Class PersianAnalyzer

All Implemented Interfaces:
Closeable, AutoCloseable

public final class PersianAnalyzer extends StopwordAnalyzerBase
Analyzer for Persian.

This Analyzer uses PersianCharFilter which implies tokenizing around zero-width non-joiner in addition to whitespace. Some persian-specific variant forms (such as farsi yeh and keheh) are standardized. "Stemming" is accomplished via stopwords.

  • Field Details

    • DEFAULT_STOPWORD_FILE

      public static final String DEFAULT_STOPWORD_FILE
      File containing default Persian stopwords.

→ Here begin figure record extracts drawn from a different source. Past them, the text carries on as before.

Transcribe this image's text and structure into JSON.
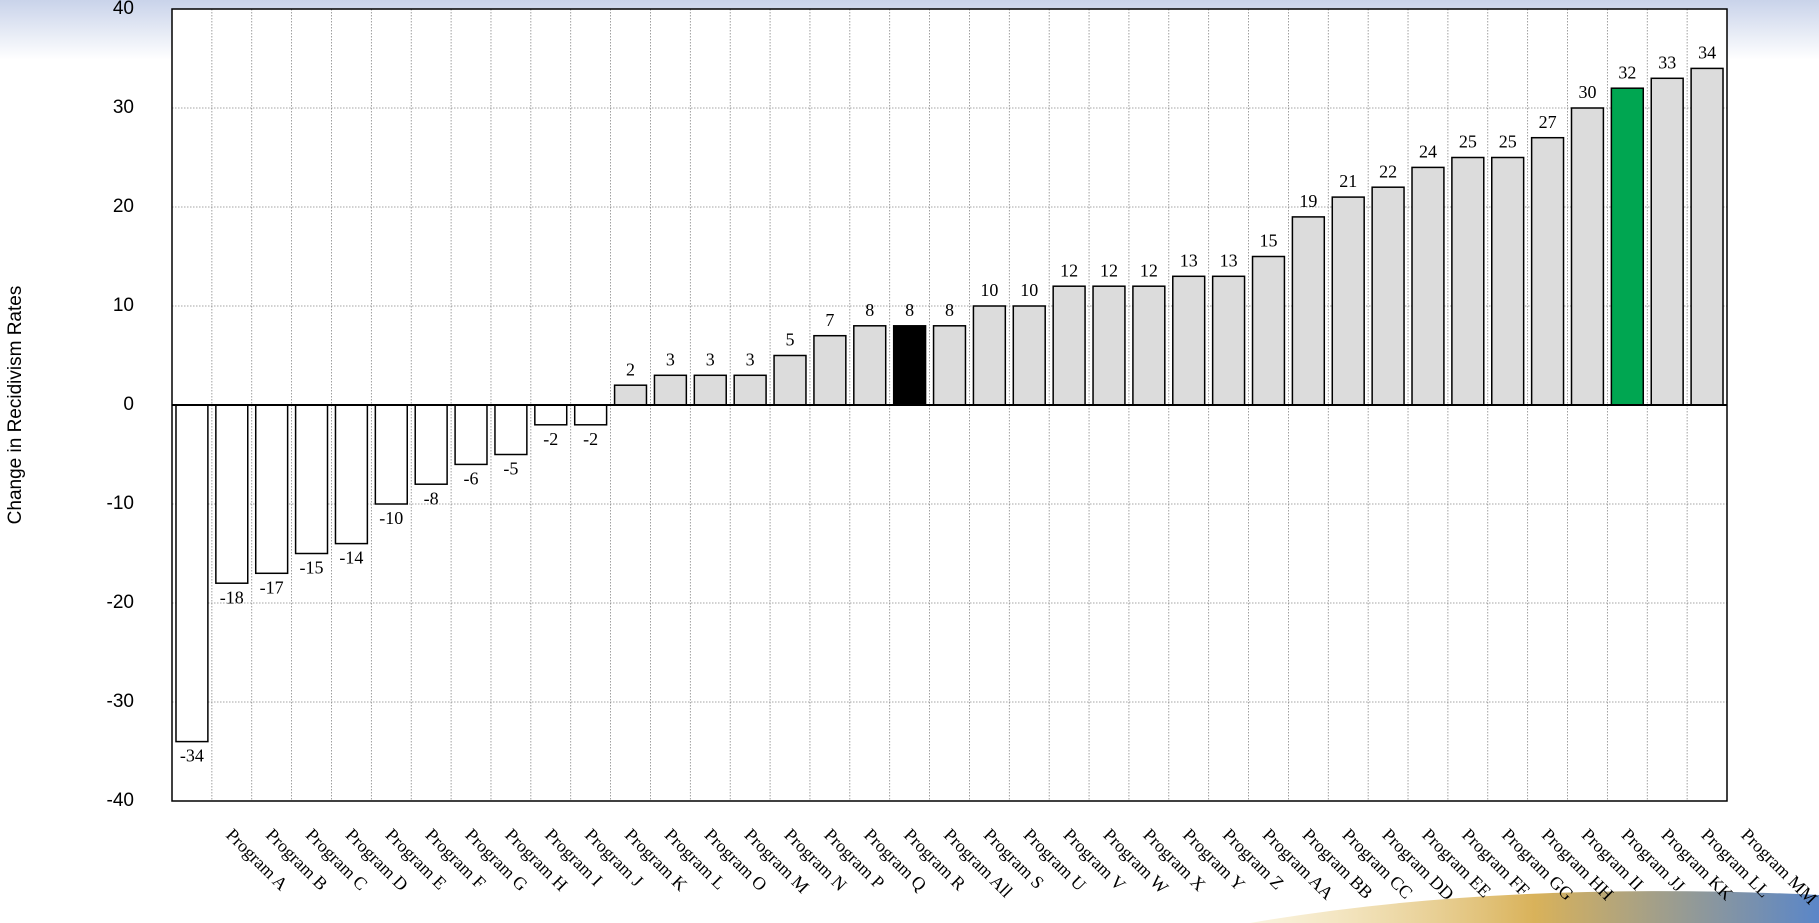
{
  "chart_data": {
    "type": "bar",
    "y_label": "Change in Recidivism Rates",
    "categories": [
      "Program A",
      "Program B",
      "Program C",
      "Program D",
      "Program E",
      "Program F",
      "Program G",
      "Program H",
      "Program I",
      "Program J",
      "Program K",
      "Program L",
      "Program O",
      "Program M",
      "Program N",
      "Program P",
      "Program Q",
      "Program R",
      "Program All",
      "Program S",
      "Program U",
      "Program V",
      "Program W",
      "Program X",
      "Program Y",
      "Program Z",
      "Program AA",
      "Program BB",
      "Program CC",
      "Program DD",
      "Program EE",
      "Program FF",
      "Program GG",
      "Program HH",
      "Program II",
      "Program JJ",
      "Program KK",
      "Program LL",
      "Program MM"
    ],
    "values": [
      -34,
      -18,
      -17,
      -15,
      -14,
      -10,
      -8,
      -6,
      -5,
      -2,
      -2,
      2,
      3,
      3,
      3,
      5,
      7,
      8,
      8,
      8,
      10,
      10,
      12,
      12,
      12,
      13,
      13,
      15,
      19,
      21,
      22,
      24,
      25,
      25,
      27,
      30,
      32,
      33,
      34
    ],
    "colors": [
      "#ffffff",
      "#ffffff",
      "#ffffff",
      "#ffffff",
      "#ffffff",
      "#ffffff",
      "#ffffff",
      "#ffffff",
      "#ffffff",
      "#ffffff",
      "#ffffff",
      "#dcdcdc",
      "#dcdcdc",
      "#dcdcdc",
      "#dcdcdc",
      "#dcdcdc",
      "#dcdcdc",
      "#dcdcdc",
      "#000000",
      "#dcdcdc",
      "#dcdcdc",
      "#dcdcdc",
      "#dcdcdc",
      "#dcdcdc",
      "#dcdcdc",
      "#dcdcdc",
      "#dcdcdc",
      "#dcdcdc",
      "#dcdcdc",
      "#dcdcdc",
      "#dcdcdc",
      "#dcdcdc",
      "#dcdcdc",
      "#dcdcdc",
      "#dcdcdc",
      "#dcdcdc",
      "#00a651",
      "#dcdcdc",
      "#dcdcdc"
    ],
    "ylim": [
      -40,
      40
    ],
    "yticks": [
      -40,
      -30,
      -20,
      -10,
      0,
      10,
      20,
      30,
      40
    ],
    "grid": true
  }
}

Default stopword list is from http://members.unine.ch/jacques.savoy/clef/index.html The stopword list is BSD-Licensed.
      See Also:
    • STOPWORDS_COMMENT

      public static final String STOPWORDS_COMMENT
      The comment character in the stopwords file. All lines prefixed with this will be ignored
      See Also:
  • Constructor Details

    • PersianAnalyzer

      public PersianAnalyzer(Version matchVersion)
      Builds an analyzer with the default stop words: DEFAULT_STOPWORD_FILE.
    • PersianAnalyzer

      public PersianAnalyzer(Version matchVersion, CharArraySet stopwords)
      Builds an analyzer with the given stop words
      Parameters:
      matchVersion - lucene compatibility version
      stopwords - a stopword set
  • Method Details

    • getDefaultStopSet

      public static CharArraySet getDefaultStopSet()
      Returns an unmodifiable instance of the default stop-words set.
      Returns:
      an unmodifiable instance of the default stop-words set.